🐝 Agent Swarm

Make AI collaborate like an elite consulting team

Emergent Roles · Cognitive Alignment · Skill Injection · Deliverable-Driven Output

English | 中文

Core Philosophy

Most multi-agent systems follow a "fixed job" paradigm — developers predefine roles and pipelines, and agents execute according to flowcharts. This approach hits three structural walls when facing open-ended complex tasks: role mismatch, stitched-together collaboration, and undeliverable output.

Agent Swarm takes a different approach: it borrows from how elite consulting firms run project-based teams. For every new task, the LLM analyzes from scratch what experts are needed, how to divide work, and how to collaborate — dynamically "emerging" the optimal team. When the task is done, the team dissolves and capabilities return to the pool.

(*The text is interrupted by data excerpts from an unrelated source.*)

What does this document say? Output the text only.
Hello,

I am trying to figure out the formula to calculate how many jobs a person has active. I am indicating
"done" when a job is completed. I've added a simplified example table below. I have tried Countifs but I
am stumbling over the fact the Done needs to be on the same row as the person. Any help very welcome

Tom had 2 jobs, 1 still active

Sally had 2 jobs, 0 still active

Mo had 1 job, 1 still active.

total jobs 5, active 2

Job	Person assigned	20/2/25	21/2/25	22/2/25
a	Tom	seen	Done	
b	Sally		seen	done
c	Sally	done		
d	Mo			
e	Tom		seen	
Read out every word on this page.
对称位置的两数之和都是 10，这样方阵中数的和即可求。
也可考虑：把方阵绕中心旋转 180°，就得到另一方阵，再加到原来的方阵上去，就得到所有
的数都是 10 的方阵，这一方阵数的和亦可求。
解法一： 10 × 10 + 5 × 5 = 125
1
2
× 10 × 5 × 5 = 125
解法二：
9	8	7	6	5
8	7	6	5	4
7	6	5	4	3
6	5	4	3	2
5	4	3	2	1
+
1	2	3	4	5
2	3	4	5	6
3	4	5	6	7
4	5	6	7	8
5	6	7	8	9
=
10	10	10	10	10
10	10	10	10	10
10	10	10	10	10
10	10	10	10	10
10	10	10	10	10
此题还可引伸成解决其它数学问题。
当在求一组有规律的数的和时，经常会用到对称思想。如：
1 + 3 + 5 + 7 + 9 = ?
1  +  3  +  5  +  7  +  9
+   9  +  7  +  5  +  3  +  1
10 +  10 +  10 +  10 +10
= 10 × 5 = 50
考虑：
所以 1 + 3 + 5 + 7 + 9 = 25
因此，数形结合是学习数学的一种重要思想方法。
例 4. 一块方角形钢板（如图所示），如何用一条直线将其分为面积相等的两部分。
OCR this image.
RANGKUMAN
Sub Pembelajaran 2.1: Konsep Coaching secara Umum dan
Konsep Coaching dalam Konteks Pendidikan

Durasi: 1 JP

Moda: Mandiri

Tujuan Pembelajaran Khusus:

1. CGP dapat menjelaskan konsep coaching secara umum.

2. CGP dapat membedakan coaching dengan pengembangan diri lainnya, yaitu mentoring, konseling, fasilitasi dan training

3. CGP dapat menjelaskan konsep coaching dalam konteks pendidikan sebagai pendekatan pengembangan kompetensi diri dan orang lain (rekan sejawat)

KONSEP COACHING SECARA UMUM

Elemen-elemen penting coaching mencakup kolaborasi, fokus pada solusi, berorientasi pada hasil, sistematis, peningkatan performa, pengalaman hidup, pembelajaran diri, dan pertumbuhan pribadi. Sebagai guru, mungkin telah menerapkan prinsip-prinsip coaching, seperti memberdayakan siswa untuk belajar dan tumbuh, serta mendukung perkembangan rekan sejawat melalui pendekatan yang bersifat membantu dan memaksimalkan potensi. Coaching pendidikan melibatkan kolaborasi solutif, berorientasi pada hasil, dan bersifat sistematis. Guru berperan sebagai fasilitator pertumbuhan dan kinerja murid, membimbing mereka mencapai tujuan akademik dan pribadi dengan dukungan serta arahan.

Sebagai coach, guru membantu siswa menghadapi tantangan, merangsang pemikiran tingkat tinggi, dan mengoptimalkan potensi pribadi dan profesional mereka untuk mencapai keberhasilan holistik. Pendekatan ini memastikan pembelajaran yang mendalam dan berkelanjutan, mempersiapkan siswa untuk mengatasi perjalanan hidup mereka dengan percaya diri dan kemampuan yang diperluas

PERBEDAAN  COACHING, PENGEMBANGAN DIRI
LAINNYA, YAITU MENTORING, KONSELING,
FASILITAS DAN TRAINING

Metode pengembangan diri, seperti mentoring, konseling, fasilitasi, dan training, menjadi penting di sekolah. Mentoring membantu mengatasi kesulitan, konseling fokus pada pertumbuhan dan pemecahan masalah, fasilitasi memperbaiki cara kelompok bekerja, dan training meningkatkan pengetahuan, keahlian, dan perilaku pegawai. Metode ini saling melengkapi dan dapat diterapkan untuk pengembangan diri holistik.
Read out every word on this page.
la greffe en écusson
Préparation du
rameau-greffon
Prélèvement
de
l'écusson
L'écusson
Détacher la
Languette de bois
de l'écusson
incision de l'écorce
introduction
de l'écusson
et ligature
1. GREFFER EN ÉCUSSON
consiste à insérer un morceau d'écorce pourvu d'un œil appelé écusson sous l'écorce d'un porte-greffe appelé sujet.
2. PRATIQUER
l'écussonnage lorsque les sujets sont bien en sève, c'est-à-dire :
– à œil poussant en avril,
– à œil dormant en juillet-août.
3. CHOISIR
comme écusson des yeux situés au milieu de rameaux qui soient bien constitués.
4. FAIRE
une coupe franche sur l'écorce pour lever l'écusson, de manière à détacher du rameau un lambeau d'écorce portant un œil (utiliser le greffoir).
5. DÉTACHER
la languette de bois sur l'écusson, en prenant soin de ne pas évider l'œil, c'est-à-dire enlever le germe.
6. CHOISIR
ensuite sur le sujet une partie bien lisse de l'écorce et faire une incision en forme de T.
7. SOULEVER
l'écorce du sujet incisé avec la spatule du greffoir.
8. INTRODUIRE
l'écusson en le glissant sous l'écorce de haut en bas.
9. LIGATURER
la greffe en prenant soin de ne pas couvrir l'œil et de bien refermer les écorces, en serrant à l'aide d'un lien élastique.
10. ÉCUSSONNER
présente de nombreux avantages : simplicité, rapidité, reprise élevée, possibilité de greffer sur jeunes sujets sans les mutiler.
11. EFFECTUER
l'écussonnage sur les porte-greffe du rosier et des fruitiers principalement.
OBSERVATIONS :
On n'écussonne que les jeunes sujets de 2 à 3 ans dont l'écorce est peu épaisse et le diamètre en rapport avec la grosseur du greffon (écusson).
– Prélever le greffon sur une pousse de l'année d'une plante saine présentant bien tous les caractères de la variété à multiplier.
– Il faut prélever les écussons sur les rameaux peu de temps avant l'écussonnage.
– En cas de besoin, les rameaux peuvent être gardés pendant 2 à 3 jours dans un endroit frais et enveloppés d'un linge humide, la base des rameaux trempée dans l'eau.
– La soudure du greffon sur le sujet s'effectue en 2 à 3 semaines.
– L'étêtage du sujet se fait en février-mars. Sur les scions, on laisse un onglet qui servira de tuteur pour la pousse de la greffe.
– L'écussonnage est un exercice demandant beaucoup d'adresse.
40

This is not an engineering tweak, but a paradigm shift: from "predefined pipelines" to a "self-organizing expert hive".

Four Core Capabilities

1. Dynamic Role Emergence

Traditional frameworks require developers to predefine Agent(role="researcher") and similar fixed roles. Agent Swarm's Role Emergence Engine lets the LLM autonomously plan based on the task's nature:

User input: "Analyze the cinematography of In the Mood for Love"

→ Auto-emerged roles:
  🎬 Cinematography Analyst  — visual narrative language, composition, color
  📖 Narrative Architect     — storyline, temporal structure, negative space
  🎭 Visual Semiotician      — visual metaphors, cultural symbol interpretation
  🎵 Score Interpreter       — audiovisual relationship, music narrative function

Each emerged role is not just a name tag, but a complete expert profile with work objectives, expected deliverables, methodology, success criteria, and collaboration triggers. Whether the task is film analysis, ad campaign planning, or industry research, the system "assembles" the optimal expert team rather than "making do" with preset roles.

2. Relay Station Cognitive Alignment

Most concurrent approaches are "hands-off" — agents work in isolation, then results are piled together. Agent Swarm introduces the Relay Station mechanism for real-time cognitive synchronization:

Traditional 2D Concurrency:           Agent Swarm 3D Orchestration:
                                            ┌──────────────┐
Agent A ──▶ Result A ─┐                     │ Relay Station │
Agent B ──▶ Result B ─┼─▶ Pile up     ┌────┤  (War Room)   ├────┐
Agent C ──▶ Result C ─┘              ↕    ↕               ↕    ↕
                                   Agent A  Agent B     Agent C
Isolated, unaware of each other    Real-time sharing, aligned cognition

The Relay Station supports 10 message types (discovery broadcast, alignment request/response, suggestion, checkpoint, human intervention, etc.). Agents use adaptive triggering to autonomously decide when to sync with others — broadcasting when critical information is found, seeking verification when uncertain, and synchronizing at progress milestones.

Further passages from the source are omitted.